Criminosos avisavam aos moradores que desejavam ocupar o imóvel e concediam prazo para a saída dos locais
Imagine passar anos aguardando para realizar o sonho da casa própria. Idealizar cada detalhe, projetar uma vida em segurança, construir um legado sob um teto alcançado após muito esforço. Agora suponha que esse desejo antigo seja tomado diante dos seus olhos, sem possibilidade de reação, pelo crime organizado.
Foi o que aconteceu com dezenas de famílias contempladas pelo projeto Minha Casa Minha Vida em Porto Alegre. Moradores da zona sul da capital gaúcha, os proprietários de apartamentos em condomínios do bairro Restinga foram expulsos de casa por uma facção criminosa ligada ao tráfico de drogas. Os espaços antes usados para dar conforto à famílias se transformaram em pontos de extorsão ou de venda de drogas.
O esquema era basicamente o mesmo em todos os casos. Os traficantes avisavam aos moradores que desejavam ocupar o imóvel e concediam prazo para a saída dos locais, sem possibilidade de diálogo. Caso não o fizessem, sofriam agressões e depredação do patrimônio.
Moradores relatam que a compra de botijões de gás deveriam ser realizadas exclusivamente de um ponto clandestino de distribuição montado dentro do condomínio. O espaço destinado ao depósito ilegal era, anteriormente, o lar de uma família. Caminhões de distribuidoras autorizadas estavam proibidos de ingressar no terreno.
Para receberem a correspondência, os moradores tinham de pagar uma espécie de taxa informal, caracterizada como extorsão. Se não repassassem os valores aos criminosos, não tinham acesso às cartas e boletos bancários. Quem não saísse por livre vontade dos apartamentos requisitados pelo tráfico, acabavam sofrendo represálias.
Em virtude de todas essas denúncias a Polícia Civil desarticulou, nesta manhã, a Operação Reintegra. Pelo menos 96 mandados de reintegração de posse foram cumpridos na ocasião, capitaneada pela 16ª Delegacia de Polícia de Porto Alegre. A partir de agora, uma força-tarefa integrada por outros órgãos públicos tentará reaver os apartamentos conflagrados.

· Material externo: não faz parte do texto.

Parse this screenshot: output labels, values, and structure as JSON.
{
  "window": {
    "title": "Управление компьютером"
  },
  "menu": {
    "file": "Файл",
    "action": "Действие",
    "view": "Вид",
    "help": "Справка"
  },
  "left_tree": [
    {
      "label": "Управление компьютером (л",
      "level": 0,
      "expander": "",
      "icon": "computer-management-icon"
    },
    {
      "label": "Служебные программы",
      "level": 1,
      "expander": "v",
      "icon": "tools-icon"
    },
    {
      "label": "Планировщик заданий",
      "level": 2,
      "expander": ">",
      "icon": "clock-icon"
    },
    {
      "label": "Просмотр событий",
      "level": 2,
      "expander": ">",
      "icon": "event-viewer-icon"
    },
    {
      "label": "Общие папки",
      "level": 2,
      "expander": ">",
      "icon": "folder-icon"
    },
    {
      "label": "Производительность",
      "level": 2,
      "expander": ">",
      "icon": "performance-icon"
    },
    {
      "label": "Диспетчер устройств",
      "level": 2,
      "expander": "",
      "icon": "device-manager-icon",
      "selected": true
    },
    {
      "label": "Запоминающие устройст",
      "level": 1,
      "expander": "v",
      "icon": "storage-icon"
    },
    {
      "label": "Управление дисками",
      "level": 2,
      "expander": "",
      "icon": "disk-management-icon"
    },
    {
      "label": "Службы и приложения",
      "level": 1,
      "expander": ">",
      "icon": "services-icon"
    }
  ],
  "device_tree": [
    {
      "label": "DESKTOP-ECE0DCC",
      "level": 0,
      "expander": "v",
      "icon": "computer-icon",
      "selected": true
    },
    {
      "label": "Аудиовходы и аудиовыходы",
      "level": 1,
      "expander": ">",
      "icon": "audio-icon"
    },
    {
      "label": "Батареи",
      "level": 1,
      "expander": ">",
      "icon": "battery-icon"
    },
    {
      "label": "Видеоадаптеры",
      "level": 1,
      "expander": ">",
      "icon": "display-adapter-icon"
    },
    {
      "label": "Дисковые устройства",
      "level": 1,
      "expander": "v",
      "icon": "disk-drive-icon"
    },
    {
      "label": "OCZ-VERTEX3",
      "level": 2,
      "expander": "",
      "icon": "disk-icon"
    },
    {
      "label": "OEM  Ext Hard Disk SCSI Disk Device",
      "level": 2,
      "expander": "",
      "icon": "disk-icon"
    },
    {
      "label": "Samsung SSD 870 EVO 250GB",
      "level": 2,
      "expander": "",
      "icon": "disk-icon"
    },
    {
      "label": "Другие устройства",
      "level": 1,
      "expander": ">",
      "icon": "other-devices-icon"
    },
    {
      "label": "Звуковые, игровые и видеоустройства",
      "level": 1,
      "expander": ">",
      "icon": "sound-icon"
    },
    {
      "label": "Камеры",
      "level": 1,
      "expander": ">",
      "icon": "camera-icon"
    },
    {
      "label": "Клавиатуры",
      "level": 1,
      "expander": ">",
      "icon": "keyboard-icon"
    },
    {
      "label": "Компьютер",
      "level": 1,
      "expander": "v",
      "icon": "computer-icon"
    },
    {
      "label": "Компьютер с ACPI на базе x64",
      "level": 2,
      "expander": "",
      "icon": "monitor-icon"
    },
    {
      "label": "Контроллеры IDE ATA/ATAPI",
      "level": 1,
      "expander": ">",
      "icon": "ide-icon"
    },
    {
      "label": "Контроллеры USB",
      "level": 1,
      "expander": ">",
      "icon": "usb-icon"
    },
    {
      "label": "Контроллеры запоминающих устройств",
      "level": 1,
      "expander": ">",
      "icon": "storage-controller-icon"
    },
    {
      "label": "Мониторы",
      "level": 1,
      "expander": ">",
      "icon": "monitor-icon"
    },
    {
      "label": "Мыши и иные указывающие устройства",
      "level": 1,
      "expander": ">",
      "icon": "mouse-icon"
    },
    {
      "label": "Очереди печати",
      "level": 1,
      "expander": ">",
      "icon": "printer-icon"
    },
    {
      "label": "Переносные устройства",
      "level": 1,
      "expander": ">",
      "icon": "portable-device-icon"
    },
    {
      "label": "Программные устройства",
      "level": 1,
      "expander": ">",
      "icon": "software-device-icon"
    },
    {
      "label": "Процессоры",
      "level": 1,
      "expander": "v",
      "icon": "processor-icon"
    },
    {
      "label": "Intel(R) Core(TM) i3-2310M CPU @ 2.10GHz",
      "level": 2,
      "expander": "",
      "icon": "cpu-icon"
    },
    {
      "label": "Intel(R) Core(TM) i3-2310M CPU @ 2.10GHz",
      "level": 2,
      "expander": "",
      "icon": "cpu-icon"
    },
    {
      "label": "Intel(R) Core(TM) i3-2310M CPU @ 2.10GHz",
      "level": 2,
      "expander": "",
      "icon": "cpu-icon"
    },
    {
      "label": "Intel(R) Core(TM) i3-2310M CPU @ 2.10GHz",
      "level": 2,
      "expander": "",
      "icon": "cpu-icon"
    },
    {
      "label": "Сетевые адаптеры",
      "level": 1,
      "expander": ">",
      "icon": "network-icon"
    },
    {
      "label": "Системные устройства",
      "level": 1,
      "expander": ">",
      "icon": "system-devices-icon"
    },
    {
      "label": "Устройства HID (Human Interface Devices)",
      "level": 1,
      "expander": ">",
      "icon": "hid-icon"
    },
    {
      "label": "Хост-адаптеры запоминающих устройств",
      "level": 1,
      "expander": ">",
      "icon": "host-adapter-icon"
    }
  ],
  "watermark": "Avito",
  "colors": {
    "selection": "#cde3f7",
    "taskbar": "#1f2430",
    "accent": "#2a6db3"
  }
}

Muitos moradores não pretendem voltar para casa, situações em que será buscada a exclusão de seus cadastros dos programas habitacionais do governo. A delegada Shana Harz ressaltou que outras operações no mesmo sentido foram realizadas anteriormente, mas que é difícil estar em todos os lugares ao mesmo tempo. Novas ações semelhantes devem ser desencadeadas sistematicamente de agora em diante, mas sem cronograma prévio.